This page is intended for foreign companies that are hiring employees in Serbia and need to understand the legal requirements for employment contracts under Serbian law. It covers the mandatory content that every employment contract must include, the different types of employment contracts available, the rules governing probationary periods, the provisions that foreign employers most frequently need (and most frequently get wrong) — including intellectual property assignment, non-compete clauses, and confidentiality provisions — and the practical steps for executing and registering employment contracts.
The employment contract is the foundational legal document of every employment relationship in Serbia. It must be concluded in writing and signed before the employee’s first day of work. If an employee begins working without a signed contract, the employment relationship is deemed to exist on an indefinite-term basis from the first working day, exposing the employer to automatic reclassification and potential penalties. Serbian labour inspectors actively enforce contract requirements, and fines for non-compliance can reach RSD 1,500,000 (approximately EUR 12,800) per violation.

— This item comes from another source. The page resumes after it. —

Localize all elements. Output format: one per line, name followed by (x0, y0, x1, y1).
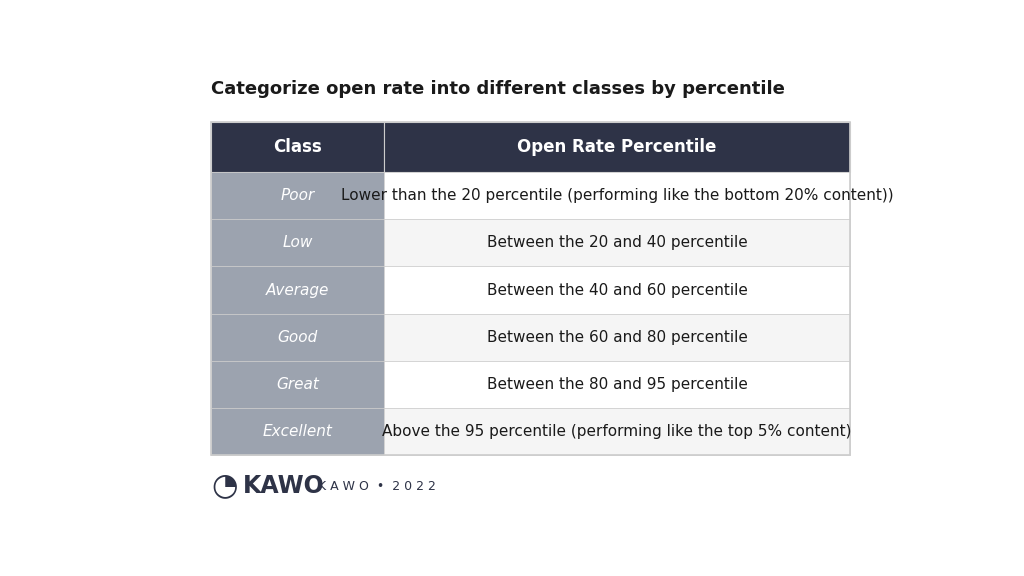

For foreign employers — particularly those using group-wide contract templates developed for other jurisdictions — the most common and most costly mistake is assuming that a contract valid in the parent company’s home country is also valid in Serbia. It is not. Serbian law prescribes specific mandatory content, and provisions that are standard in other jurisdictions (such as at-will termination, uncompensated non-compete clauses, or electronic signatures on employment documents) are either void or unenforceable in Serbia.